Forcé de constater que plus l'on reste en Chine, plus notre compréhension de la culture chinoise grandie (pour ceux qui cherche à grimper sur l'échelle), il apparait évident que votre allégorie est trop simpliste car ne tient pas compte d'une quelconque évolution !
Votre allégorie est manichéenne puisqu'à la fin il n'y a aucun avancement dans la quête "banane". Ainsi, donc elle serait un bon exemple pour les raisonnement binaire, ou pour tout ce qui est blanc ou noir.... a savoir pas grand chose...

L'utilisation d'allégories est limitée puisqu'elle tente de simplifier la réalité... Comme la science d'ailleurs.... Et oui comme mon analyse vraisemblablement...
Mais pour autant, est il idiot d'analyser ou tenter de comprendre la réalité dans laquelle nous vivons (grimper sur l'échelle) ???
La science, la religion et plus généralement notre connaissance provient de "singes" qui ont grimpé sur l'échelle !
Sans ça, on n'a plus rien ! on redeviendrait des singes !!
Pour le dire autrement, votre allégorie est simplement drôle, mais invite chaque être humain à l'inaction ou inactivité...

En conclusion, je souhaiterais vous faire part d'une autre allégorie que je trouve plus intéressante... Provenant du livre pour enfant "le monde de Sophie" de Jostein Gaarder:

Un vieux philosophe grec qui vivait il y a plus de deux mille ans pensait que la philosophie était née grâce à l'étonnement des hommes.
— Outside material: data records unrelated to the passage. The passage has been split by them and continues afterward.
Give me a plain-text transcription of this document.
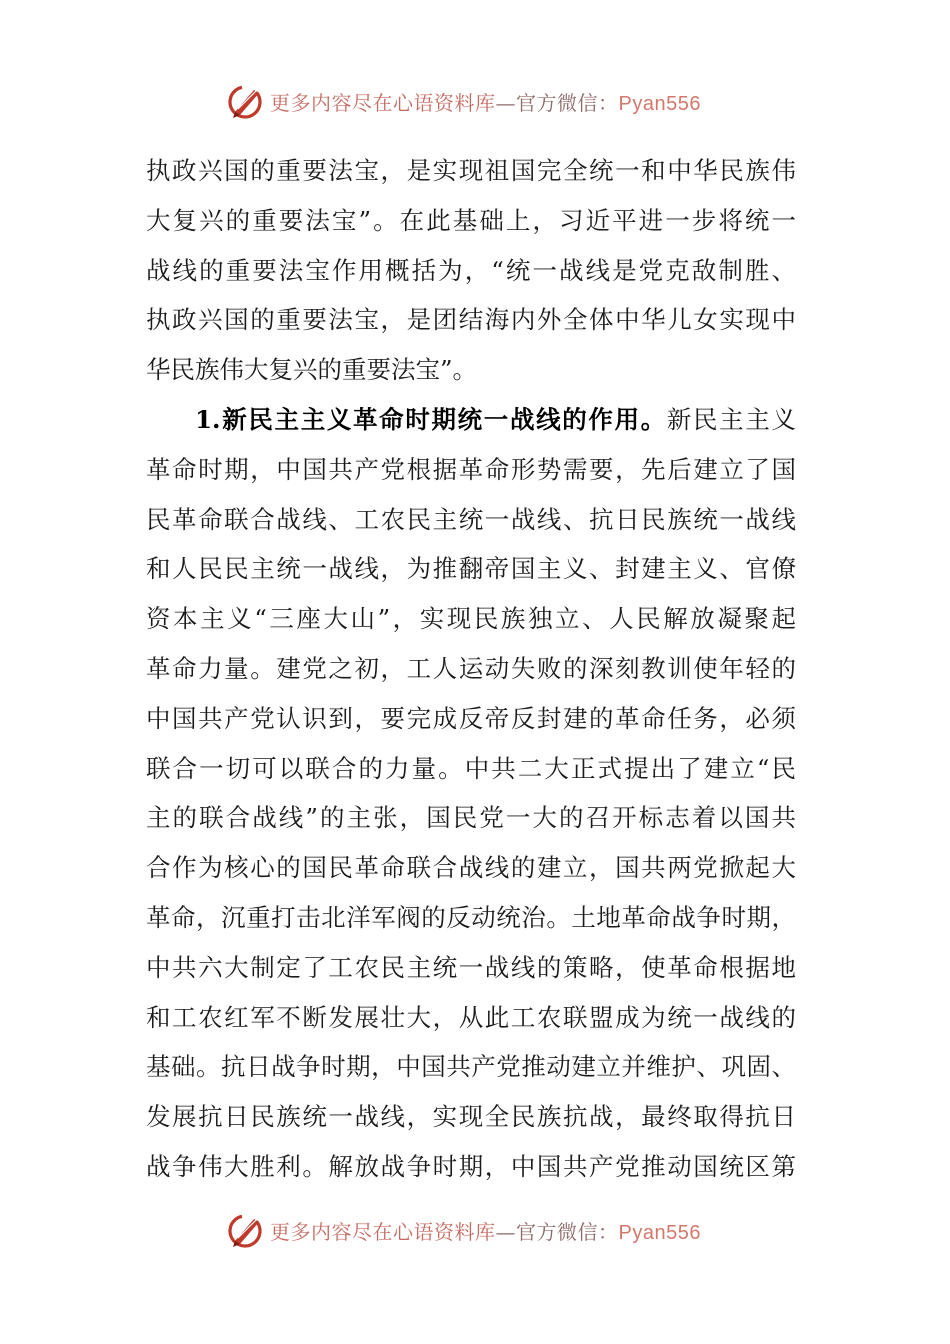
更多内容尽在心语资料库—官方微信：Pyan556
执政兴国的重要法宝，是实现祖国完全统一和中华民族伟
大复兴的重要法宝”。在此基础上，习近平进一步将统一
战线的重要法宝作用概括为，“统一战线是党克敌制胜、
执政兴国的重要法宝，是团结海内外全体中华儿女实现中
华民族伟大复兴的重要法宝”。
1.新民主主义革命时期统一战线的作用。新民主主义
革命时期，中国共产党根据革命形势需要，先后建立了国
民革命联合战线、工农民主统一战线、抗日民族统一战线
和人民民主统一战线，为推翻帝国主义、封建主义、官僚
资本主义“三座大山”，实现民族独立、人民解放凝聚起
革命力量。建党之初，工人运动失败的深刻教训使年轻的
中国共产党认识到，要完成反帝反封建的革命任务，必须
联合一切可以联合的力量。中共二大正式提出了建立“民
主的联合战线”的主张，国民党一大的召开标志着以国共
合作为核心的国民革命联合战线的建立，国共两党掀起大
革命，沉重打击北洋军阀的反动统治。土地革命战争时期，
中共六大制定了工农民主统一战线的策略，使革命根据地
和工农红军不断发展壮大，从此工农联盟成为统一战线的
基础。抗日战争时期，中国共产党推动建立并维护、巩固、
发展抗日民族统一战线，实现全民族抗战，最终取得抗日
战争伟大胜利。解放战争时期，中国共产党推动国统区第
更多内容尽在心语资料库—官方微信：Pyan556
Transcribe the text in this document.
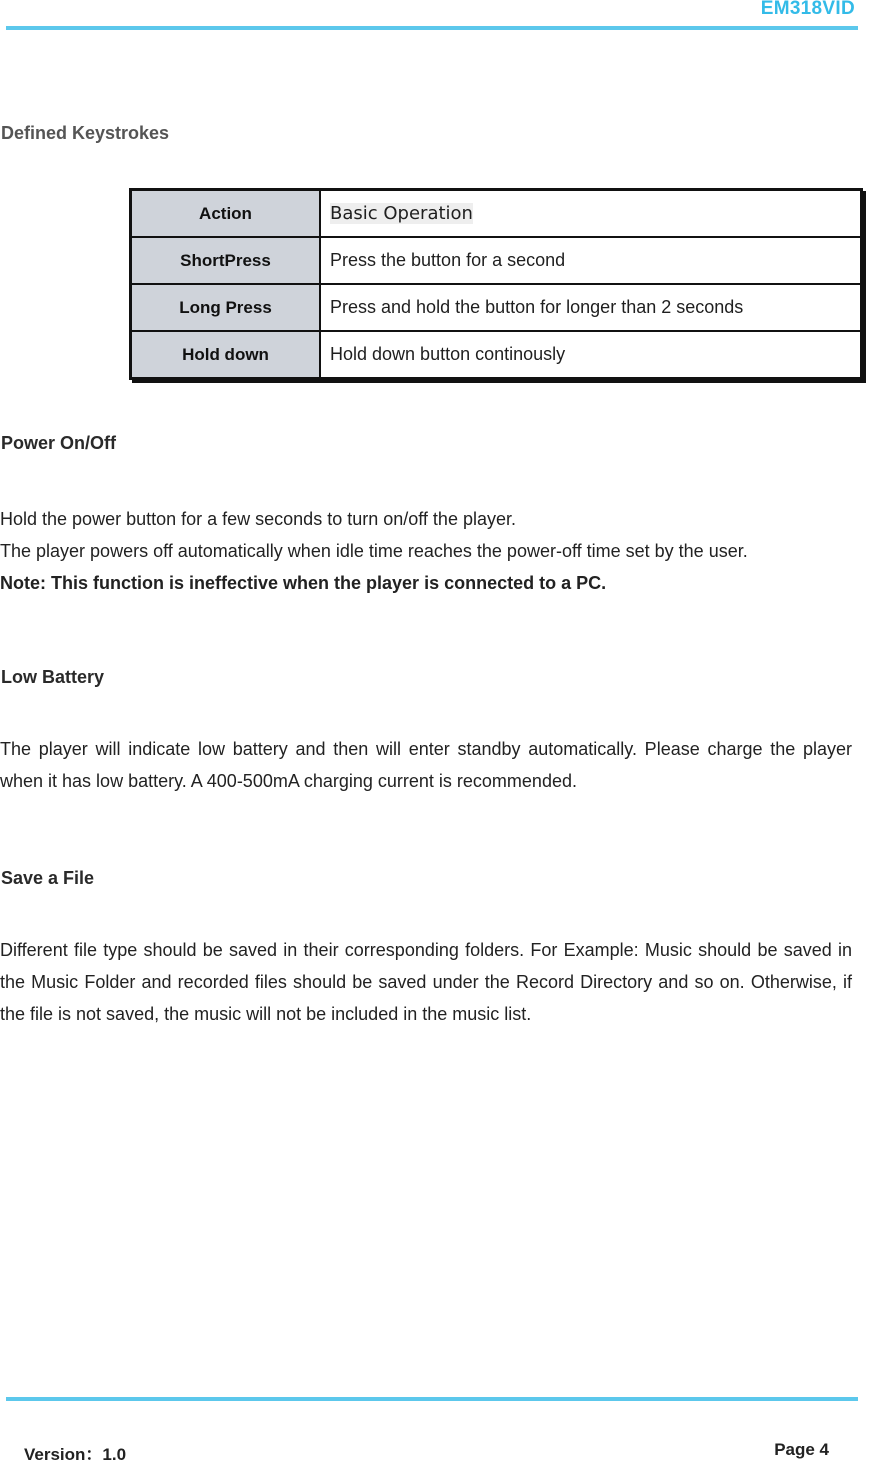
EM318VID
Defined Keystrokes
Action	Basic Operation
ShortPress	Press the button for a second
Long Press	Press and hold the button for longer than 2 seconds
Hold down	Hold down button continously
Power On/Off

Hold the power button for a few seconds to turn on/off the player.
The player powers off automatically when idle time reaches the power-off time set by the user.
Note: This function is ineffective when the player is connected to a PC.

Low Battery

The player will indicate low battery and then will enter standby automatically. Please charge the player when it has low battery. A 400-500mA charging current is recommended.

Save a File

Different file type should be saved in their corresponding folders. For Example: Music should be saved in the Music Folder and recorded files should be saved under the Record Directory and so on. Otherwise, if the file is not saved, the music will not be included in the music list.

Version：1.0	Page 4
L'homme trouve si étrange le fait d'être en vie que les questions philosophiques apparaissent d'elles-mêmes, disait-il.
C'est comme assister à un tour de prestidigitation : nous ne comprenons pas ce qui s'est déroulé sous nos yeux. Alors nous demandons : comment le prestidigitateur a-t-il transformé quelques foulards de soie en un lapin vivant ?
Beaucoup pensent que le monde est aussi incompréhensible que le coup du lapin qui sort du chapeau haut-de-forme qu'on avait pourtant cru vide. En ce qui concerne le lapin, on comprend qu'on s'est fait avoir. Mais comment il a fait, toute la question est là. Le problème est un peu différent quand il s'agit du monde. Nous savons que le monde n'est pas un tour de passe-passe car nous vivons sur cette terre et nous en faisons partie. Au fond, le lapin blanc qu'on sort du chapeau haut-de-forme, c'est nous. A la différence que le lapin blanc n'a pas conscience de participer à un tour de magie. Nous, c'est quand même différent. Nous nous sentons participer au mystère et aimerions bien comprendre comment tout ça est imbriqué.

P.-S : Concernant le lapin blanc, la comparaison avec l'univers serait plus juste. Nous autres ne serions que de toutes petites bestioles incrustées dans la fourrure du lapin. Les philosophes, eux, essaieraient de grimper le long d'un des poils fins afin de regarder le prestidigitateur dans les yeux.